Australia’s Coalition government abolished the carbon pricing scheme of the Gillard government in 2014. Since then, it has repeated the mantra that putting a meaningful tax on carbon – notwithstanding that many countries have one – will destroy our Aussie way of life.
The progress Australia has made on renewable energy reflects where it sits on the climate policy ranking scale. The chart shows a selection of OECD economies that consume a significant quantity of energy (more than 1 billion gigajoules), with carbon taxation, renewable energy, and power prices compared.
No-tax Australia and no-tax U.S. sit at the bottom. The Scandinavian countries and Switzerland, facing very high carbon taxes (especially Sweden), sit at the top on green energy. These countries (and Canada) have very high living standards despite taxing carbon.
In addition to refusing to tax carbon, the Federal government subsidises fossil fuels through tax breaks and grants. State governments also provide support for fossil-fuel power stations and port infrastructure to better supply coal and gas to the rest of the world.
Our current governments are actually proud of exporting coal: “Australia will keep selling coal for as long as the world keeps buying it” (Keith Pitt). It’s about digging out our huge reserves of coal (and gas) and selling it abroad before the world stops us from doing so.
With a carbon tax, other countries would buy less of our coal. That’s the whole point.
Phasing out coal and reducing subsidies should be central to our policy approach
Phasing out coal and pushing a national plan that accelerates our path towards renewable energy via taxes and reducing subsidies should be central to our policy approach. Help for coal mining families to transition to other sectors that have a future would be a counterpart to this approach.

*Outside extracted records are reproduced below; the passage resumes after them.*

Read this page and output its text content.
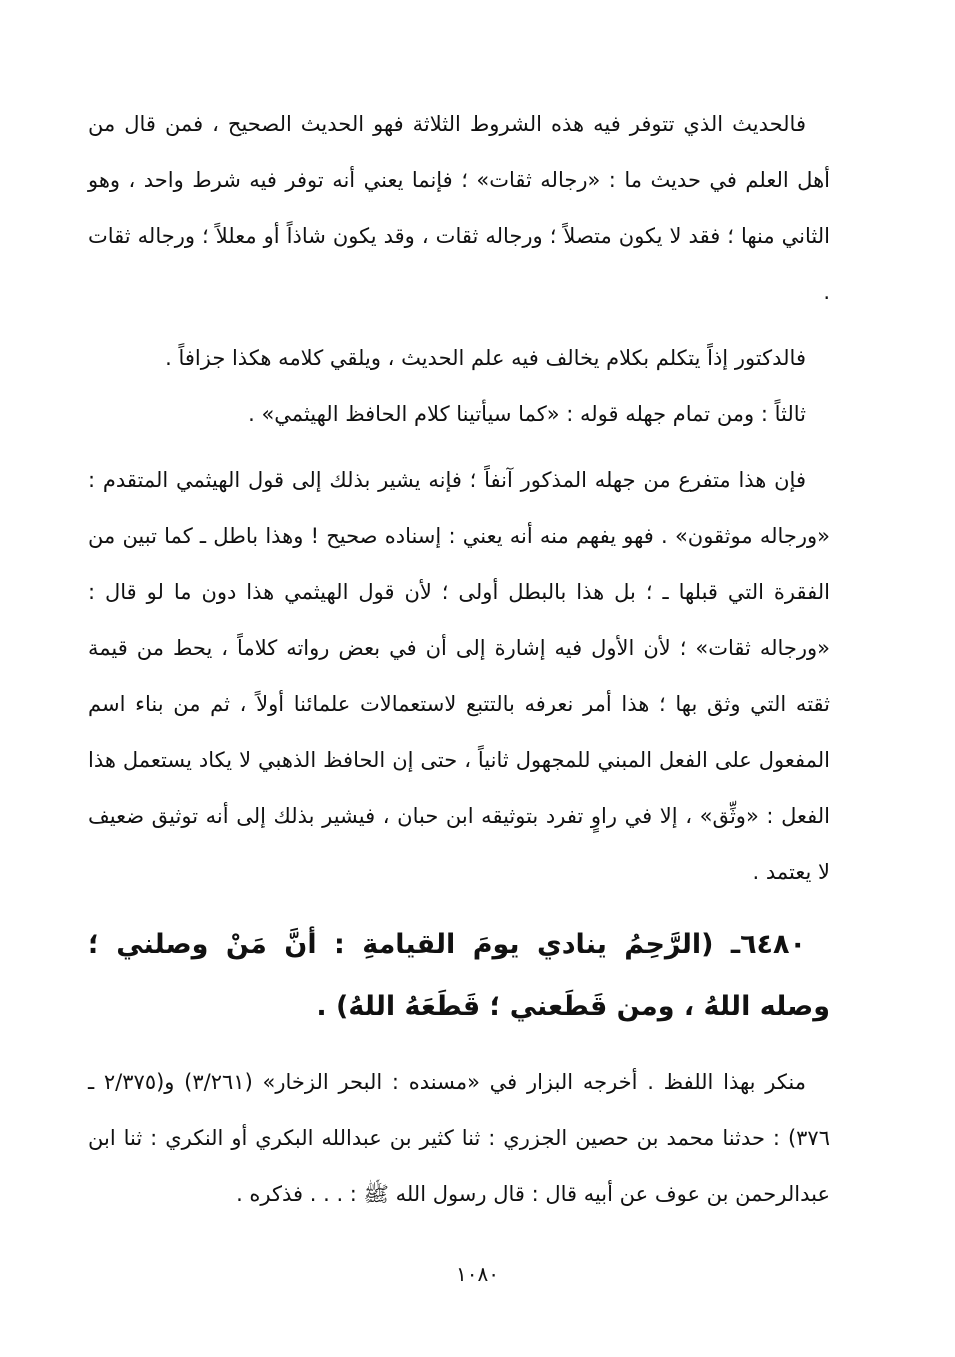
فالحديث الذي تتوفر فيه هذه الشروط الثلاثة فهو الحديث الصحيح ، فمن قال من أهل العلم في حديث ما : «رجاله ثقات» ؛ فإنما يعني أنه توفر فيه شرط واحد ، وهو الثاني منها ؛ فقد لا يكون متصلاً ؛ ورجاله ثقات ، وقد يكون شاذاً أو معللاً ؛ ورجاله ثقات .

فالدكتور إذاً يتكلم بكلام يخالف فيه علم الحديث ، ويلقي كلامه هكذا جزافاً .

ثالثاً : ومن تمام جهله قوله : «كما سيأتينا كلام الحافظ الهيثمي» .

فإن هذا متفرع من جهله المذكور آنفاً ؛ فإنه يشير بذلك إلى قول الهيثمي المتقدم : «ورجاله موثقون» . فهو يفهم منه أنه يعني : إسناده صحيح ! وهذا باطل ـ كما تبين من الفقرة التي قبلها ـ ؛ بل هذا بالبطل أولى ؛ لأن قول الهيثمي هذا دون ما لو قال : «ورجاله ثقات» ؛ لأن الأول فيه إشارة إلى أن في بعض رواته كلاماً ، يحط من قيمة ثقته التي وثق بها ؛ هذا أمر نعرفه بالتتبع لاستعمالات علمائنا أولاً ، ثم من بناء اسم المفعول على الفعل المبني للمجهول ثانياً ، حتى إن الحافظ الذهبي لا يكاد يستعمل هذا الفعل : «وثِّق» ، إلا في راوٍ تفرد بتوثيقه ابن حبان ، فيشير بذلك إلى أنه توثيق ضعيف لا يعتمد .

٦٤٨٠ـ (الرَّحِمُ ينادي يومَ القيامةِ : أنَّ مَنْ وصلني ؛ وصله اللهُ ، ومن قَطَعني ؛ قَطَعَهُ اللهُ) .

منكر بهذا اللفظ . أخرجه البزار في «مسنده : البحر الزخار» (٣/٢٦١) و(٢/٣٧٥ ـ ٣٧٦) : حدثنا محمد بن حصين الجزري : ثنا كثير بن عبدالله البكري أو النكري : ثنا ابن عبدالرحمن بن عوف عن أبيه قال : قال رسول الله ﷺ : . . . فذكره .

١٠٨٠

It speaks volumes that entrepreneurs such as Twiggy Forrest have stepped in, or Mike Cannon-Brookes before withdrawing his AGL bid this week. They aren’t doing it because of moral values. It’s because it makes economic sense. They are not constrained by trying to hold on to power in marginal seats while holding together fragile political alliances.
A sound climate policy would broaden and accelerate these sorts of investments and act to reduce electricity prices (not increase them) because renewables are much cheaper.
The blue line on the chart shows that higher carbon tax and renewables are associated with lower electricity prices.
Meaningful climate policy won’t be part of the coming election
Both parties have projects such as public money for electric cars, solar power and batteries. Nothing wrong with that. But the policies are not in place to catch up with what some other important OECD countries have already achieved. Anomie reigns.
The blurring of basic truths on both sides of politics means, sadly, that meaningful climate policy won’t be part of the coming election. Cannon-Brookes and others have attempted to do things that make sense, but without policy leadership it won’t improve the climate outlook for our grandchildren quickly enough.
An Australian carbon tax and global co-operation on border taxes are essential for achieving that goal.
By IEEFA guest contributor Adrian Blundell-Wignall
This excerpt is from a commentary that first appeared in the AFR.